Possible volumes of t-(v, t + 1) Latin trades

TL;DR

This paper investigates the possible volumes of extended Latin trades, identifying critical points and establishing the spectrum of volumes for certain parameters, with a detailed example for specific cases.

Contribution

It introduces the spectrum of volumes for extended Latin trades, extending previous concepts and providing precise results for particular parameter sets.

Findings

Identifies critical volume points for Latin trades.

Shows certain intervals contain no valid trade volumes.

Precisely determines the spectrum for S(3,4).

Abstract

The concept of $t$-$(v,k)$ trades of block designs previously has been studied in detail. See for example A. S. Hedayat (1990) and Billington (2003). Also Latin trades have been studied in detail under various names, see A. D. Keedwell (2004) for a survey.
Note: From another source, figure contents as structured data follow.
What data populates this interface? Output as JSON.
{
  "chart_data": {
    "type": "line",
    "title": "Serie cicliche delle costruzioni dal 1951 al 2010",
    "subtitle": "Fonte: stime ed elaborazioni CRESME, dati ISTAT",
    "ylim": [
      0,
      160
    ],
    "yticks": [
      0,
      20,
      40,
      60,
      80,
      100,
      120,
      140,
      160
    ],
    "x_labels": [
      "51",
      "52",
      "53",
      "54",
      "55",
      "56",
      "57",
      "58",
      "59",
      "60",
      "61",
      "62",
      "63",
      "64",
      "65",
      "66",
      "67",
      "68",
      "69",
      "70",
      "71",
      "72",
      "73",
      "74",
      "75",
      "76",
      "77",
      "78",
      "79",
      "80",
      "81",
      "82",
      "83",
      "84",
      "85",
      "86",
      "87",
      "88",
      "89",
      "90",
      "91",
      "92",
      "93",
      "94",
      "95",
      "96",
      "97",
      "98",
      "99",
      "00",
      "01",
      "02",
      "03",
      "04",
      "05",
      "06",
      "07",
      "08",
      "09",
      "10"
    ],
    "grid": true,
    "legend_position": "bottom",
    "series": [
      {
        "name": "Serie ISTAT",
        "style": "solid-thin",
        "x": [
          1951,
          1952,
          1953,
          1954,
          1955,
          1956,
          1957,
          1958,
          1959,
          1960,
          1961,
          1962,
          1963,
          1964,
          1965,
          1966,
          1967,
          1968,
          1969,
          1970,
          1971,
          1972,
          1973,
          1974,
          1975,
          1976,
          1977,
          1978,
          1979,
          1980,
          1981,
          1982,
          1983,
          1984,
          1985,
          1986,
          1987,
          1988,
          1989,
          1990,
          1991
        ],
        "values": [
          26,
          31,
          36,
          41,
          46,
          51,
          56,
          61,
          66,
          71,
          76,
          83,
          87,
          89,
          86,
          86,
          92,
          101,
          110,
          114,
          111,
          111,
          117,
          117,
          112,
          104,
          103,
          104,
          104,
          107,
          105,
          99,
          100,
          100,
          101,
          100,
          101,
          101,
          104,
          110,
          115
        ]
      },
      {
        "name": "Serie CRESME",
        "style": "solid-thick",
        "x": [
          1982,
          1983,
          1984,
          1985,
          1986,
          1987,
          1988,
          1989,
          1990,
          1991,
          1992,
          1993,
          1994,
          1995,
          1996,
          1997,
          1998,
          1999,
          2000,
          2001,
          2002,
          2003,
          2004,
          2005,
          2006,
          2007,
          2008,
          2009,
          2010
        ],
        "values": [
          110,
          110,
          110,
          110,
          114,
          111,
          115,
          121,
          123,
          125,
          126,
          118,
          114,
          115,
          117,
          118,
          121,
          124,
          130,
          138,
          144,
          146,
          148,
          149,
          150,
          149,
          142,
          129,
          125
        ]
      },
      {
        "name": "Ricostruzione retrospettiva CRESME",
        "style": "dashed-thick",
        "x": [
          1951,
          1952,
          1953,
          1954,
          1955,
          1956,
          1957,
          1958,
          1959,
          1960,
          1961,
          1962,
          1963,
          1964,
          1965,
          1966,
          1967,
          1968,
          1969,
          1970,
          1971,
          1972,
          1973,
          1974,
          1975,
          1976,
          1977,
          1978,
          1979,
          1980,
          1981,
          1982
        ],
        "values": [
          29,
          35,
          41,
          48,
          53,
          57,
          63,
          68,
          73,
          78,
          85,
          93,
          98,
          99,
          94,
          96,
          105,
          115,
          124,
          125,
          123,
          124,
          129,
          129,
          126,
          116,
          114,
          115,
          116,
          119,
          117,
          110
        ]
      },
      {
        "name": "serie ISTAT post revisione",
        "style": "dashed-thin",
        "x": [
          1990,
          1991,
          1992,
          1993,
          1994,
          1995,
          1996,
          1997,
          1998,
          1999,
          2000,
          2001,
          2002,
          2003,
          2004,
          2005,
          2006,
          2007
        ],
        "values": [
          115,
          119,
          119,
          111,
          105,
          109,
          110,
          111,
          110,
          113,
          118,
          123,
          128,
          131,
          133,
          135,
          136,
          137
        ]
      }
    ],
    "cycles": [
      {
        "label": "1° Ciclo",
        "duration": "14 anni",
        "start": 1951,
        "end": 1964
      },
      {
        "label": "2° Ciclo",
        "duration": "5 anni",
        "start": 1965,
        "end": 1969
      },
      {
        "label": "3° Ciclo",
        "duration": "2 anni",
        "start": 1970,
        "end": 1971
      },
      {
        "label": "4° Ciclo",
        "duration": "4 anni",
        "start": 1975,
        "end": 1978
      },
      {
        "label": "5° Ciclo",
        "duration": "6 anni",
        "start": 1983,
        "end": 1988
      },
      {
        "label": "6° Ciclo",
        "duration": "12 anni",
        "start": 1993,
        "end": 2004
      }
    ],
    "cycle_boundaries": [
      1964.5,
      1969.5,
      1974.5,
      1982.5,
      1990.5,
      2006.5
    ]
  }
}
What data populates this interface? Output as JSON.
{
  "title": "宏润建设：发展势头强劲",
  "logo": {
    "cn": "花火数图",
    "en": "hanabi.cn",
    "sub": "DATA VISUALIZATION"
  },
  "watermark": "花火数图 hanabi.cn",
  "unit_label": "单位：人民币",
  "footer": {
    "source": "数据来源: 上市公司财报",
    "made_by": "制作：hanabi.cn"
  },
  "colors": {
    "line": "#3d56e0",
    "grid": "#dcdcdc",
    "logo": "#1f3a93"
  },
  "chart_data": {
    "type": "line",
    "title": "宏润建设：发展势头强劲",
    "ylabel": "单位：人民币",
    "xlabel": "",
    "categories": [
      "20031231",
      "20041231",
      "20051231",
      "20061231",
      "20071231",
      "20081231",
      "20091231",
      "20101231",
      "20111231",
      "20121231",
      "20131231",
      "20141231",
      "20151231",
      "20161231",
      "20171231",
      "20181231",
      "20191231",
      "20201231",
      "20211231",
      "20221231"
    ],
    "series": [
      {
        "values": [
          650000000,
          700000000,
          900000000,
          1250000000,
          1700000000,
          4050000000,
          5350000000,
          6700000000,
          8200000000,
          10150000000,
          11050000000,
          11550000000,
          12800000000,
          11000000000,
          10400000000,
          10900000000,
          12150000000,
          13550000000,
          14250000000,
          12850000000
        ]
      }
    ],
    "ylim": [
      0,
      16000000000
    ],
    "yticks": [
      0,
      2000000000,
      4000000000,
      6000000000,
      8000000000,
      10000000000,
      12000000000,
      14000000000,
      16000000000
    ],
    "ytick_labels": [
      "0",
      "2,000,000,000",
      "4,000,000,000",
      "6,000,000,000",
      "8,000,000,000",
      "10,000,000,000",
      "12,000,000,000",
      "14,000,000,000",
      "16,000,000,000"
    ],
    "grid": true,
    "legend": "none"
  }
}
Recently Khanban, Mahdian and Mahmoodian have extended the concept of Latin trades and introduced $\Ts{t}{v}{k}$. Here we study the spectrum of possible volumes of these trades, $S(t,k)$. Firstly, similarly to trades of block designs we consider $(t+2)$ numbers $s_i=2^{t+1}-2^{(t+1)-i}$, $0\leq i\leq t+1$, as critical points and then we show that $s_i\in S(t,k)$, for any $0\leq i\leq t+1$, and if $s\in (s_i,s_{i+1}),0\leq i\leq t$, then $s\notin S(t,t+1)$. As an example, we determine S(3,4) precisely.